September 9, 2009 (CAP Newswire) — Recent reports that Austrian online betting giant bwin was in the final stages of acquiring Italian Internet gambling site Gioco Digitale S.p.A. ("Gioco Digitale") have been sharing the European iGaming headlines in recent days with a high-profile court case that may spell an end to such across-the-border acquisitions in the EU.
Almost as if in response to the Gioco Digitale acquisition reports, a European Union court ruled to prevent a sponsorship deal between bwin and Santa Casa, a Porteguese-based soccer league. The Portuguese state betting monopoly had opposed the sponsorship because it would allow bwin to advertise in a nominally restricted market.
If it sets a precedence, which isn't unlikely, this ruling could come as a potential setback for the more ambitious larger online gaming companies, many of whom were counting on an acquisition campaign to buoy their financial performances in the short and long terms.
"It's a bit disappointing because the hope was that the European Commission and the European Court of Justice were actually in favor of markets opening up," said James Hollins, analyst of gambling stocks at Daniel Stewart & Company, as quoted in Reuters. "It looks like (the ruling) would strengthen the hand of countries who want to continue to protect state monopolies, which include Portugal or Germany.” (Read the Reuters article here).

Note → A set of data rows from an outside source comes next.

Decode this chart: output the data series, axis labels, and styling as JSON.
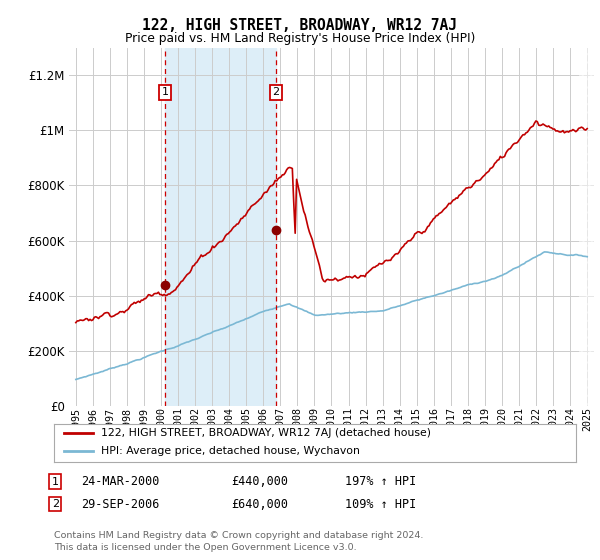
{
  "title": "122, HIGH STREET, BROADWAY, WR12 7AJ",
  "subtitle": "Price paid vs. HM Land Registry's House Price Index (HPI)",
  "footnote": "Contains HM Land Registry data © Crown copyright and database right 2024.\nThis data is licensed under the Open Government Licence v3.0.",
  "legend_line1": "122, HIGH STREET, BROADWAY, WR12 7AJ (detached house)",
  "legend_line2": "HPI: Average price, detached house, Wychavon",
  "transaction1_date": "24-MAR-2000",
  "transaction1_price": 440000,
  "transaction1_hpi": "197% ↑ HPI",
  "transaction1_x": 2000.23,
  "transaction2_date": "29-SEP-2006",
  "transaction2_price": 640000,
  "transaction2_hpi": "109% ↑ HPI",
  "transaction2_x": 2006.75,
  "hpi_color": "#7bb8d4",
  "price_color": "#c00000",
  "marker_color": "#8b0000",
  "highlight_color": "#ddeef8",
  "box_color": "#cc0000",
  "ylim": [
    0,
    1300000
  ],
  "yticks": [
    0,
    200000,
    400000,
    600000,
    800000,
    1000000,
    1200000
  ],
  "xlim_start": 1994.6,
  "xlim_end": 2025.4,
  "background_color": "#ffffff",
  "grid_color": "#cccccc",
  "hatch_start": 2024.5
}
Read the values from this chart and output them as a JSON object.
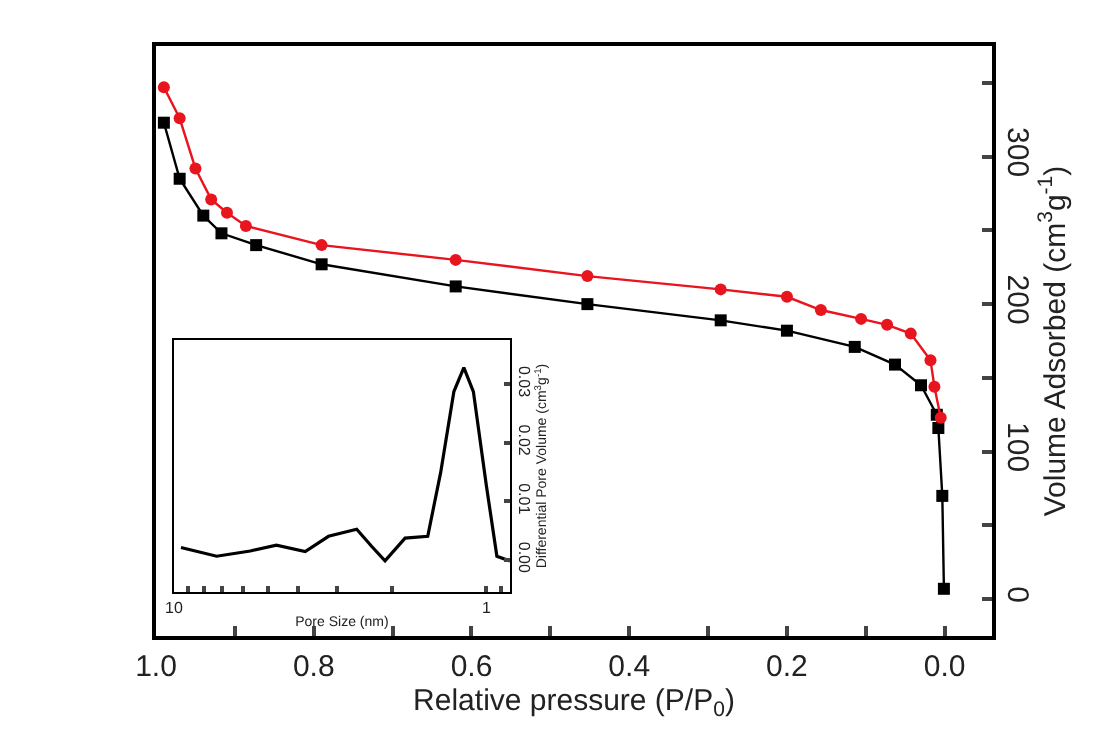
{
  "chart_data": [
    {
      "type": "line",
      "xlabel": "Relative pressure (P/P$_{0}$)",
      "ylabel": "Volume Adsorbed (cm$^{3}$g$^{-1}$)",
      "xlim": [
        1.0,
        -0.06
      ],
      "ylim": [
        -25,
        375
      ],
      "xticks": [
        {
          "value": 1.0,
          "label": "1.0"
        },
        {
          "value": 0.9,
          "label": null
        },
        {
          "value": 0.8,
          "label": "0.8"
        },
        {
          "value": 0.7,
          "label": null
        },
        {
          "value": 0.6,
          "label": "0.6"
        },
        {
          "value": 0.5,
          "label": null
        },
        {
          "value": 0.4,
          "label": "0.4"
        },
        {
          "value": 0.3,
          "label": null
        },
        {
          "value": 0.2,
          "label": "0.2"
        },
        {
          "value": 0.1,
          "label": null
        },
        {
          "value": 0.0,
          "label": "0.0"
        }
      ],
      "yticks": [
        0,
        {
          "value": 50,
          "label": null
        },
        100,
        {
          "value": 150,
          "label": null
        },
        200,
        {
          "value": 250,
          "label": null
        },
        300,
        {
          "value": 350,
          "label": null
        }
      ],
      "line_style": "solid",
      "series": [
        {
          "color": "#000000",
          "marker": "square",
          "x": [
            0.99,
            0.97,
            0.94,
            0.917,
            0.873,
            0.79,
            0.62,
            0.453,
            0.284,
            0.2,
            0.114,
            0.063,
            0.03,
            0.01,
            0.008,
            0.003,
            0.001
          ],
          "values": [
            323,
            285,
            260,
            248,
            240,
            227,
            212,
            200,
            189,
            182,
            171,
            159,
            145,
            125,
            116,
            70,
            7
          ]
        },
        {
          "color": "#e8141e",
          "marker": "circle",
          "x": [
            0.99,
            0.97,
            0.95,
            0.93,
            0.91,
            0.886,
            0.79,
            0.62,
            0.453,
            0.284,
            0.2,
            0.157,
            0.106,
            0.073,
            0.043,
            0.018,
            0.013,
            0.005
          ],
          "values": [
            347,
            326,
            292,
            271,
            262,
            253,
            240,
            230,
            219,
            210,
            205,
            196,
            190,
            186,
            180,
            162,
            144,
            123
          ]
        }
      ]
    },
    {
      "type": "line",
      "xlabel": "Pore Size (nm)",
      "ylabel": "Differential Pore Volume (cm$^{3}$g$^{-1}$)",
      "log": "x",
      "xlim": [
        10,
        0.84
      ],
      "ylim": [
        -0.0055,
        0.0375
      ],
      "xticks": [
        10,
        {
          "value": 9,
          "label": null
        },
        {
          "value": 8,
          "label": null
        },
        {
          "value": 7,
          "label": null
        },
        {
          "value": 6,
          "label": null
        },
        {
          "value": 5,
          "label": null
        },
        {
          "value": 4,
          "label": null
        },
        {
          "value": 3,
          "label": null
        },
        {
          "value": 2,
          "label": null
        },
        1,
        {
          "value": 0.9,
          "label": null
        }
      ],
      "yticks": [
        {
          "value": 0,
          "label": "0.00"
        },
        {
          "value": 0.01,
          "label": "0.01"
        },
        {
          "value": 0.02,
          "label": "0.02"
        },
        {
          "value": 0.03,
          "label": "0.03"
        }
      ],
      "marker": "none",
      "line_style": "solid",
      "series": [
        {
          "color": "#000000",
          "x": [
            9.5,
            7.3,
            5.7,
            4.7,
            3.8,
            3.2,
            2.6,
            2.33,
            2.11,
            1.82,
            1.54,
            1.4,
            1.27,
            1.18,
            1.1,
            1.0,
            0.925,
            0.84
          ],
          "values": [
            0.0021,
            0.0006,
            0.0015,
            0.0025,
            0.0014,
            0.004,
            0.0052,
            0.0023,
            -0.0002,
            0.0037,
            0.004,
            0.0149,
            0.0287,
            0.0328,
            0.0287,
            0.0127,
            0.0006,
            -0.0002
          ]
        }
      ]
    }
  ]
}
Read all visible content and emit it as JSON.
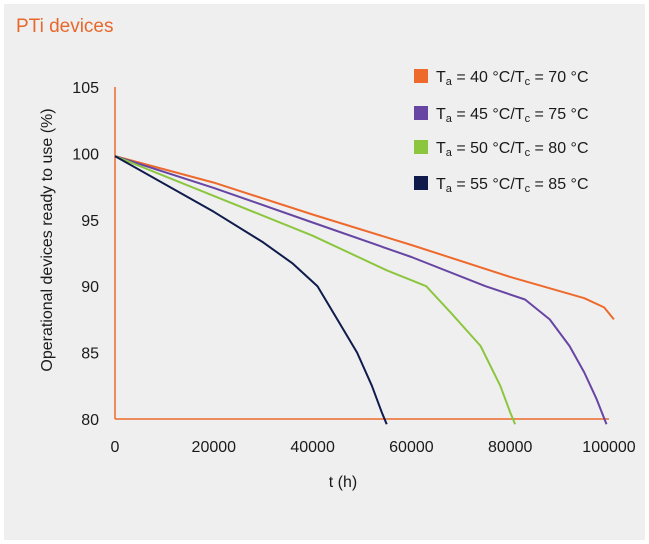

Although bwin has stated that it feels the ruling is too narrow to apply across the board at this point, “the judgment represents a significant setback for online gaming companies, who have been battling for years to break down barriers preventing them doing business in many EU countries,” writes the Financial Times. “More than a dozen similar challenges are in the pipeline at the ECJ [European Court of Justice], and could take a lead from Tuesday’s decision. The ruling could also have ramifications for about 10 cases brought by the European Commission, in which officials accuse individual countries of breaching EU principles through laws that protect state-owned gaming monopolies. The Commission said it was 'studying the latest ruling very carefully'." (Read the Financial Times article here.)
Meanwhile, other news sources are speculating that, much like last week’s new interpretation of online gaming laws in the U.S. (read about that here), the new decision could open the way for the EU to allow each country to set its own agenda regarding online gambling (even more so than it currently does).
"The decision by the European Court of Justice said that online betting could be blocked in countries that opt to run state gambling monopolies such as Finland, Greece, Hungary, the Netherlands and Sweden,” interpreted Roddy Thomson of the AP. (Read his article here.)
This ruling has even inspired some to claim that EU nations now have the legal power to censor all online gambling activity (read about that here).
Though bwin has denied the finality of the Gioco Digitale deal (read that press statement here), reports of the acquisition had nonetheless been helping to inspire a rise in the company’s financial performance (read those reports here). However, newer reports of the ECJ court’s ruling turned that rise around; the company’s shares dropped about nine and half percent yesterday (read about that here).